Siamo al 27 gennaio: “Giornata della memoria” e ancora oggi ci sarà qualcuno che dirà: ”Non è vero non è successo”.
C’è chi si domanda perché persistano ancora l’antisemitismo e il razzismo. Possiamo dire che non sono mai spariti.. al contrario delle vittime che mietono dietro il velo del silenzio e dell’indifferenza. Purtroppo, anche attualmente, sempre più spesso, questi vuoti ideali vengono usati anche per scopi politici, per creare un nemico che non esiste. Forse è anche colpa nostra che seppur gridiamo contro gli orrori della guerra non lo facciamo fino in fondo, evitiamo di agire, ci arrendiamo all’amarezza chiudendoci sempre più in noi stessi, guardando il nostro cortile, sempre più bello degli altri, giudicando gli errori del nostro vicino ma senza guardare dentro noi stessi in quanto responsabili di ciò che lasciamo scorrere.

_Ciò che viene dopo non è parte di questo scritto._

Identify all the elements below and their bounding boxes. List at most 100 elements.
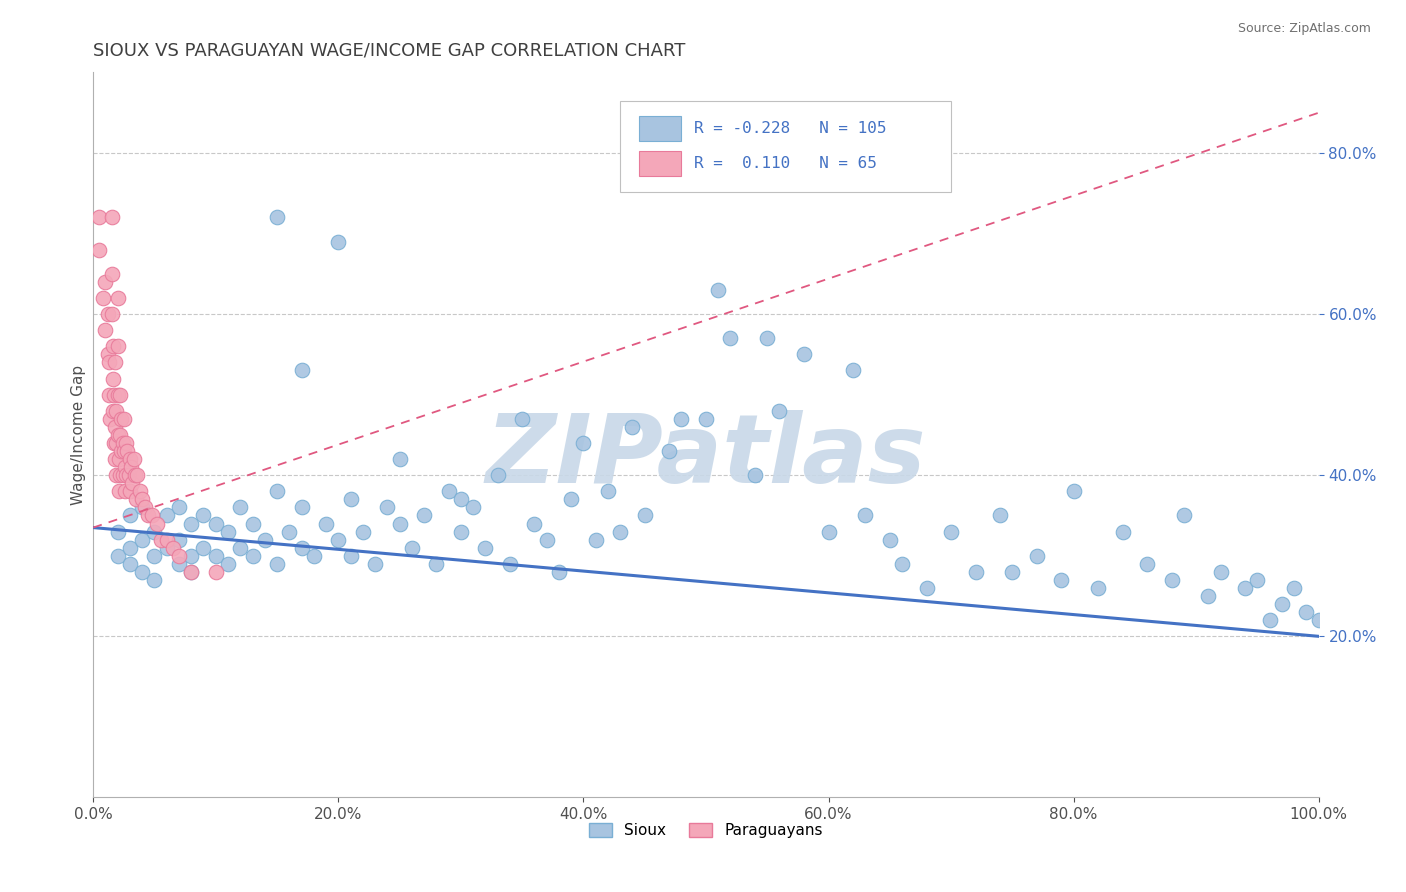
Point <box>425 557 447 571</box>
Point <box>180 549 202 563</box>
Point <box>302 549 325 563</box>
Point <box>204 565 226 579</box>
Point <box>107 524 129 539</box>
Point <box>156 541 179 555</box>
Point <box>290 500 312 515</box>
Point <box>104 420 127 434</box>
Point <box>131 492 153 507</box>
Point <box>1063 484 1085 499</box>
Point <box>128 484 150 499</box>
Point <box>572 436 595 450</box>
Point <box>110 444 132 458</box>
Point <box>1295 605 1317 619</box>
Point <box>1087 581 1109 595</box>
Point <box>180 565 202 579</box>
Point <box>891 557 914 571</box>
Point <box>121 476 143 491</box>
Point <box>204 516 226 531</box>
Point <box>100 307 122 321</box>
Point <box>101 371 124 385</box>
Point <box>1001 565 1024 579</box>
Point <box>98 412 121 426</box>
Point <box>523 516 546 531</box>
Point <box>768 404 790 418</box>
Point <box>793 347 815 361</box>
Point <box>117 444 139 458</box>
Point <box>634 508 657 523</box>
Point <box>1197 589 1219 603</box>
Point <box>107 291 129 305</box>
Point <box>609 524 631 539</box>
Point <box>105 468 128 483</box>
Point <box>118 452 141 467</box>
Point <box>1282 581 1305 595</box>
Point <box>853 508 876 523</box>
Point <box>364 557 387 571</box>
Point <box>1258 613 1281 627</box>
Point <box>486 468 509 483</box>
Point <box>1025 549 1047 563</box>
FancyBboxPatch shape <box>620 102 950 192</box>
Point <box>108 428 131 442</box>
Point <box>131 533 153 547</box>
Point <box>131 565 153 579</box>
Point <box>138 508 160 523</box>
Point <box>94 323 117 337</box>
Point <box>98 355 121 369</box>
Point <box>100 267 122 281</box>
Point <box>450 524 472 539</box>
Point <box>167 549 190 563</box>
Legend: Sioux, Paraguayans: Sioux, Paraguayans <box>583 816 830 844</box>
Text: Source: ZipAtlas.com: Source: ZipAtlas.com <box>1237 22 1371 36</box>
Point <box>127 468 149 483</box>
Point <box>162 541 184 555</box>
Point <box>437 484 460 499</box>
Point <box>401 541 423 555</box>
Point <box>120 460 142 475</box>
Point <box>328 533 350 547</box>
Text: R =  0.110   N = 65: R = 0.110 N = 65 <box>693 155 876 170</box>
Point <box>695 412 717 426</box>
Point <box>510 412 533 426</box>
Point <box>108 468 131 483</box>
Point <box>107 339 129 353</box>
Point <box>560 492 582 507</box>
Point <box>290 541 312 555</box>
Point <box>97 347 120 361</box>
Point <box>585 533 607 547</box>
Point <box>143 524 166 539</box>
Point <box>167 500 190 515</box>
FancyBboxPatch shape <box>638 116 682 141</box>
Point <box>1050 573 1073 587</box>
Point <box>229 500 252 515</box>
Point <box>290 363 312 377</box>
Point <box>193 541 215 555</box>
Point <box>204 549 226 563</box>
Y-axis label: Wage/Income Gap: Wage/Income Gap <box>72 365 86 505</box>
Point <box>266 484 288 499</box>
Point <box>107 549 129 563</box>
Point <box>89 243 111 257</box>
Point <box>146 516 169 531</box>
Point <box>118 468 141 483</box>
Point <box>217 524 239 539</box>
Point <box>474 541 496 555</box>
Point <box>122 452 145 467</box>
Point <box>707 283 730 297</box>
Point <box>1271 597 1294 611</box>
Point <box>101 404 124 418</box>
Point <box>842 363 865 377</box>
Point <box>242 549 264 563</box>
Point <box>352 524 374 539</box>
Point <box>388 516 411 531</box>
Point <box>278 524 301 539</box>
Point <box>461 500 484 515</box>
Point <box>107 428 129 442</box>
FancyBboxPatch shape <box>638 151 682 176</box>
Point <box>156 508 179 523</box>
Point <box>229 541 252 555</box>
Point <box>375 500 398 515</box>
Point <box>621 420 644 434</box>
Point <box>101 339 124 353</box>
Point <box>111 468 134 483</box>
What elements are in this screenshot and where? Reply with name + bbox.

Questo tipo di atteggiamento, alimentato dai cosiddetti governanti e dittatori che detengono il potere dell’informazione, scatena poi conflitti infiniti e sanguinosi che quando hanno inizio vengono alimentati da armi e denaro per far in modo che non abbiano una fine, creando in un contesto mondiale intolleranza e razzismo.

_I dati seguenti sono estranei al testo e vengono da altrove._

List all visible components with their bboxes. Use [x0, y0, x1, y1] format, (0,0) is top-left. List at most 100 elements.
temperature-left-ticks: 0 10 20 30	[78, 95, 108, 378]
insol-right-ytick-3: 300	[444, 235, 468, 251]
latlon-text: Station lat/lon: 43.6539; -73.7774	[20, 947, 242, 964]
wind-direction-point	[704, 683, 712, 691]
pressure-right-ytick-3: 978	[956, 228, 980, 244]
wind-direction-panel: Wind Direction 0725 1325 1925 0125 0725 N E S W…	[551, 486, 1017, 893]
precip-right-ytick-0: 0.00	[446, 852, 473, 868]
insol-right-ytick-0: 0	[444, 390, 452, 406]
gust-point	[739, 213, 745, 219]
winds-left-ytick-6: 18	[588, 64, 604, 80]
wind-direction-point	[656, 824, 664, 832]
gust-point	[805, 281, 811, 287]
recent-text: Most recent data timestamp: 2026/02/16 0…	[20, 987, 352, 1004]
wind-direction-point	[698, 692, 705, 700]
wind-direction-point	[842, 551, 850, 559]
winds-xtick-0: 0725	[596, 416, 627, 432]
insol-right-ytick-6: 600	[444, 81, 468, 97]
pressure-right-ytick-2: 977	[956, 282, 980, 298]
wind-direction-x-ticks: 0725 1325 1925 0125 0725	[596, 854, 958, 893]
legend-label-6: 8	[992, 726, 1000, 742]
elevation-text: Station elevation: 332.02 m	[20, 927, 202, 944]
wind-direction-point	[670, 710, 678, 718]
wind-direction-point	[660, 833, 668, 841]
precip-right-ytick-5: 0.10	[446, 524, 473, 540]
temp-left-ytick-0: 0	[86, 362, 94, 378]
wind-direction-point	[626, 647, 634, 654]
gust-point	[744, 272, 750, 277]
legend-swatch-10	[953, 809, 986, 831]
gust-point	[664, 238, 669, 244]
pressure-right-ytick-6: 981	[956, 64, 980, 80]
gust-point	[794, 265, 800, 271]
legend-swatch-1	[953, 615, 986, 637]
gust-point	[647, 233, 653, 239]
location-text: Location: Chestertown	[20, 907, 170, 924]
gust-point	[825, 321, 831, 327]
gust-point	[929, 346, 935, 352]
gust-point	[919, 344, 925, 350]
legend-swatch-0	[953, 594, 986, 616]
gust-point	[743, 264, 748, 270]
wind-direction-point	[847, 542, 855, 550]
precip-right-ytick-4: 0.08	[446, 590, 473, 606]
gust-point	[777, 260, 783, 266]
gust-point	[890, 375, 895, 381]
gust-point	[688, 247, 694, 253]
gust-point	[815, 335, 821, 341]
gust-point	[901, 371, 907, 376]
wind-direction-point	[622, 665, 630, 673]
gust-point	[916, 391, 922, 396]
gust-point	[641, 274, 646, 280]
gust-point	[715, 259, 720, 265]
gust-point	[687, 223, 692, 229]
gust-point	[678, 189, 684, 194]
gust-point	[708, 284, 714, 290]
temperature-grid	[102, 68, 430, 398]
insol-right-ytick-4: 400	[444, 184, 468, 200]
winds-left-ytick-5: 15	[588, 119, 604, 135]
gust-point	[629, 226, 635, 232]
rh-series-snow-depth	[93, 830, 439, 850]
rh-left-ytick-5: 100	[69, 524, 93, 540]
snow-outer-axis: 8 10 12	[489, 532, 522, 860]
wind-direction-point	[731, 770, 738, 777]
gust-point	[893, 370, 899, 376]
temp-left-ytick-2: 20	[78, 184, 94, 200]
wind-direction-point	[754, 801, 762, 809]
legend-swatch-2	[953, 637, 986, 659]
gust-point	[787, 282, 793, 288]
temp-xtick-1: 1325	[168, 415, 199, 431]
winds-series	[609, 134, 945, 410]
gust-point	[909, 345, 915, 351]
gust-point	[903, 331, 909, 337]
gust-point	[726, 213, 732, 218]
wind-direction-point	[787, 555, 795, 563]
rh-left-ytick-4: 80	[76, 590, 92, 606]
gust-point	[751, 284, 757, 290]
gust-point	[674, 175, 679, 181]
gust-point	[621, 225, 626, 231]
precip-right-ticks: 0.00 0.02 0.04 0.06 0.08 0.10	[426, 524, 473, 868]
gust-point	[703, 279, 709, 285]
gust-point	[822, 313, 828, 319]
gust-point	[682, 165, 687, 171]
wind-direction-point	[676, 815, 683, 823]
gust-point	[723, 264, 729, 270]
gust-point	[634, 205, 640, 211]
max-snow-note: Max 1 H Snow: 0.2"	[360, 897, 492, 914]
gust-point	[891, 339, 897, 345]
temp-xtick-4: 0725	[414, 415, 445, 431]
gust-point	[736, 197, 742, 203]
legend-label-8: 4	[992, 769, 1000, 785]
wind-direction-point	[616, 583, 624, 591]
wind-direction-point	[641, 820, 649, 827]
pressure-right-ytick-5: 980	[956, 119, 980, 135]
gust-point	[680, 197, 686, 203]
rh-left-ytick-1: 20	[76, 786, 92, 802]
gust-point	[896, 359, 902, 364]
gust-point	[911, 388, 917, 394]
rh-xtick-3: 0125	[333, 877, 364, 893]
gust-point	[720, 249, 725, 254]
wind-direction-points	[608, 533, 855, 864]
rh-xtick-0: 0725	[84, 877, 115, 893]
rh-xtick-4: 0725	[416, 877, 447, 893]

L’inganno del possesso e della conquista ci porta a una condizione di passività. L’inganno di stare così preservando la propria tranquillità, una tranquillità sporca di sofferenza, di finto progresso, ci porta a perdere in realtà la possibilità di agire e mettere un punto ad una storia abbandonata in un circolo vizioso di atrocità, vergogna e menzogne.
Continuiamo a ricordare e a far ricordare alle generazioni future che gli orrori della Shoah sono esistiti, che donne e uomini sono stati marchiati con una matricola sull’avambraccio per non essere più esseri umani ma numeri senza valore, dignità né futuro.
E qui, in fondo, ricordiamo e gridiamo, con un grido fermo e non con un grido flebile per paura di essere giudicati, che la pace, quella vera, si fa con l’accoglienza e senza le armi, senza conflitto né ricerca di interessi, lasciando al di là del nulla che ci opprime il nostro “io” accogliendo, ascoltando e tendendo la mano all’altro, consapevoli che si tratti di un unico cortile in cui vivere, umanamente giusti.